Blinde müssen oft lang mit Behörden streiten, um Hilfen zu erhalten, die ihnen zustehen. Der Tag des Weißen Stockes will unter anderem darauf aufmerksam machen. Blinde Richter aber sind heute anerkannt – anders als in den zwanziger Jahren.
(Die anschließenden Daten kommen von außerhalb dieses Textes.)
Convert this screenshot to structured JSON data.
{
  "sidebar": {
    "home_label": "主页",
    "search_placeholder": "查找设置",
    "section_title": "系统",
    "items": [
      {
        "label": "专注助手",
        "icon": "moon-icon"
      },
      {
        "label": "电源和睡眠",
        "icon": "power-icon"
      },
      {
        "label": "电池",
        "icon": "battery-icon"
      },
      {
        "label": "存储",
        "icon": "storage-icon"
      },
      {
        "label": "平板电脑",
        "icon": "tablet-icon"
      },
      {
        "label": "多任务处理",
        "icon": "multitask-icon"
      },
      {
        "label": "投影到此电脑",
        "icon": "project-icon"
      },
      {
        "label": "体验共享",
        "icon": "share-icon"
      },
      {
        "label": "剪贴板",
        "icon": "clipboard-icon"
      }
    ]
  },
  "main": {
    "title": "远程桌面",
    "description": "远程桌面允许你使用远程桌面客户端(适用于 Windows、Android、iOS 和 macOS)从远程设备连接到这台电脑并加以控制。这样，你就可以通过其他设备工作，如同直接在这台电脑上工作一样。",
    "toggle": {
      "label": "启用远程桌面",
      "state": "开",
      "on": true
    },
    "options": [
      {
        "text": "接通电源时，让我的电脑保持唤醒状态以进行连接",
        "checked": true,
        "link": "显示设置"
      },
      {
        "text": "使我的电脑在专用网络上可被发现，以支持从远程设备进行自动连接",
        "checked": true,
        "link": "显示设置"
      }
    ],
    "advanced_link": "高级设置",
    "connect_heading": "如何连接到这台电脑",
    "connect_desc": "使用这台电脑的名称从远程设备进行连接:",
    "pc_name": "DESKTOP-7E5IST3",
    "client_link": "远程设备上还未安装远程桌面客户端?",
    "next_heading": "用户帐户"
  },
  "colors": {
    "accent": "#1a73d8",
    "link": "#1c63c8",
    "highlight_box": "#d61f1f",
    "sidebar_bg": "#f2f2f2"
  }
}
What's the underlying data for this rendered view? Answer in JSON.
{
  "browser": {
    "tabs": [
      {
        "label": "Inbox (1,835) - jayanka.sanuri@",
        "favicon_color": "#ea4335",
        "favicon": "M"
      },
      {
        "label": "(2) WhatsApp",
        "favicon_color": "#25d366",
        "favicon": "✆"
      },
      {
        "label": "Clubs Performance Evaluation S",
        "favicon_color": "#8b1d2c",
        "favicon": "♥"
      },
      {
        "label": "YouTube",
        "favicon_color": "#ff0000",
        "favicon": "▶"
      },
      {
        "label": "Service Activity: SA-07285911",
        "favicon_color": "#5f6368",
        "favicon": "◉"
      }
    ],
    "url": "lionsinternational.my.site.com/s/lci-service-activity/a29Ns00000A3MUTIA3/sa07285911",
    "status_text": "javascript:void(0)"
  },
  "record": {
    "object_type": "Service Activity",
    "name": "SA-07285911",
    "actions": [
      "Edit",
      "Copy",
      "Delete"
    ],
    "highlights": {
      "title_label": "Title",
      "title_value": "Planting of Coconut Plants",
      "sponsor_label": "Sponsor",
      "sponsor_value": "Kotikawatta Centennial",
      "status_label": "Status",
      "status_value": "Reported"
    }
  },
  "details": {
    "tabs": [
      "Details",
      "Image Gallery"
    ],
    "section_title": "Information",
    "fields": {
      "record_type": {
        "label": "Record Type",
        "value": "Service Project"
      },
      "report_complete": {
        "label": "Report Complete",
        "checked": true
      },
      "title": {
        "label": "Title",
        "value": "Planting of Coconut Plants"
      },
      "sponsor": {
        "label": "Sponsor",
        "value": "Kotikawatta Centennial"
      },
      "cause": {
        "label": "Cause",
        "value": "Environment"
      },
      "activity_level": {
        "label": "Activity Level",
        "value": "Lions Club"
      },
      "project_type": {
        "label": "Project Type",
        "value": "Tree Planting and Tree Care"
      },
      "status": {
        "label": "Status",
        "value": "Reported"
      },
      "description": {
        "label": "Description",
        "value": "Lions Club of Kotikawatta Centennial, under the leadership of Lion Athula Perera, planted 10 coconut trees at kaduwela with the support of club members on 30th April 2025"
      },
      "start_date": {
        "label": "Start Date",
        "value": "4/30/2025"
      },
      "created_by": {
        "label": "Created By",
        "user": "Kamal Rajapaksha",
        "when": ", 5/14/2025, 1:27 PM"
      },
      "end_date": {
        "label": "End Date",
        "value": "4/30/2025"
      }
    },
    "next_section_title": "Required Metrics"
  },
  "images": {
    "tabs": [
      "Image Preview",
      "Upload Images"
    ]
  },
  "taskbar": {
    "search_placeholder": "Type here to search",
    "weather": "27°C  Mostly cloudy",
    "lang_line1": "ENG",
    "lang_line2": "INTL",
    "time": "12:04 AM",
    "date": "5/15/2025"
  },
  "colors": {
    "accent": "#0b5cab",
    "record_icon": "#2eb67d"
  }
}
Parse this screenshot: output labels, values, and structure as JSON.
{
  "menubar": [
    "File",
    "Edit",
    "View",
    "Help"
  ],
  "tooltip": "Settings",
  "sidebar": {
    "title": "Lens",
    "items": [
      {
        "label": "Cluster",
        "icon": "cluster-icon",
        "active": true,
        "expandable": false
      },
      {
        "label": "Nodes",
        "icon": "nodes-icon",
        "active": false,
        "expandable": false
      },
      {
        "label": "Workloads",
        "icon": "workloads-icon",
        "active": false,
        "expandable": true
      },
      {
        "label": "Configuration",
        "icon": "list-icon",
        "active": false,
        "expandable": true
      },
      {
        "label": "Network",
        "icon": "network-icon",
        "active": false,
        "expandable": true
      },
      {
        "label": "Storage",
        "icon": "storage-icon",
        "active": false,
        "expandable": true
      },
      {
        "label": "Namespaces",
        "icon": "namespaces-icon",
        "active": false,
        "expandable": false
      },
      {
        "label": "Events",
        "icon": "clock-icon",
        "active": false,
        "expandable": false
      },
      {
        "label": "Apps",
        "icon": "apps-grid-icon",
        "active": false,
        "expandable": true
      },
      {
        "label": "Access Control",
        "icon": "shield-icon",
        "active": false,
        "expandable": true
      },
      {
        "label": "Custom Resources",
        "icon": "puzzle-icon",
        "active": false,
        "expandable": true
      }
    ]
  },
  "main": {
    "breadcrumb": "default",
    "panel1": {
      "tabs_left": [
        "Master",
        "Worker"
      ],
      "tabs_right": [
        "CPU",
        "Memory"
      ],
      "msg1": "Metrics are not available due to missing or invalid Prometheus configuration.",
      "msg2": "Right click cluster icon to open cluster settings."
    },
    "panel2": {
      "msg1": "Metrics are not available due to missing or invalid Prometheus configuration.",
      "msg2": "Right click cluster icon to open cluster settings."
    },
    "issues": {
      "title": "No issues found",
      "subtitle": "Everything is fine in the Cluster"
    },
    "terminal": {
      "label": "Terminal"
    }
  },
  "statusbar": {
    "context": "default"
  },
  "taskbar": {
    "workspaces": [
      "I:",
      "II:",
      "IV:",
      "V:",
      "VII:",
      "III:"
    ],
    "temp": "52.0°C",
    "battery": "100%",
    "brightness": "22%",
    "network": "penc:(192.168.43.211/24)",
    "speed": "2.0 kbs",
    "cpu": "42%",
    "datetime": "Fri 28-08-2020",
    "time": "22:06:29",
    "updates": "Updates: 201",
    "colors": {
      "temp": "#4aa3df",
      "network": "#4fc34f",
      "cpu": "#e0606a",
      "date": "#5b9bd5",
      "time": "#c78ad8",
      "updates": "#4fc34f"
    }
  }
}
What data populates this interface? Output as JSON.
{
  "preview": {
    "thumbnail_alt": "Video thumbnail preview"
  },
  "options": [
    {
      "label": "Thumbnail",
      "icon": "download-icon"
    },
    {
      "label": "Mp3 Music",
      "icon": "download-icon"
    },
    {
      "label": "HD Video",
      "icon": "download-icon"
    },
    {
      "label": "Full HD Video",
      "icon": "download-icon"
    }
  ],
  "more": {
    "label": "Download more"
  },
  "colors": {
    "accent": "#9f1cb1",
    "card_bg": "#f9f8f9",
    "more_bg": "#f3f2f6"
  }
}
Ein Mann von gut 50 Jahren, verheiratet, aber von seiner Frau getrennt lebend, ist seit 13 Jahren voll erblindet. Mit dem Hilfsmittel, das dem am 15. Oktober stattfindenden "Welttag des Weißen Stocks" den Namen gibt, kommt er nicht gut zurecht: Trotz Ausstattung mit dem weißen Blindenlangstock, einer 60-stündigen "Orientierungs- und Mobilitäts-Schulung" und einer weiteren, 50-stündigen Schulung mit dem Blindenlangstock sowie einer 16-stündigen Langstock-Einweisung für ein Berufspraktikum verordnet ihm sein Augenarzt einen Blindenhund.
Der Mann habe "zuletzt einige Wegeunfälle gehabt; durch das Training mit dem Blindenlangstock sei er zwar in seinen alltäglichen Bewegungsabläufen sicherer geworden; dennoch träten in manchen Situationen große Probleme auf, z.B. bei der Beförderung in öffentlichen Verkehrsmitteln, beim Überqueren stark befahrener Kreuzungen, beim Ausweichen einer Menschenmenge, bei schlechter Witterung oder beim Laufen auf unebenem Untergrund".
Der Kostenvoranschlag für den ausgebildeten Blindenhund beläuft sich auf gut 19.000 Euro. Die Krankenkasse lehnt den Antrag auf Kostenübernahme ab, weil sie nur für einen "Basisausgleich" der durch die Behinderung auferlegten Beschränkungen zuständig sei. Dazu genüge die Sicherheit, auf kurzen Spaziergängen in Wohnungsnähe an die frische Luft zu kommen.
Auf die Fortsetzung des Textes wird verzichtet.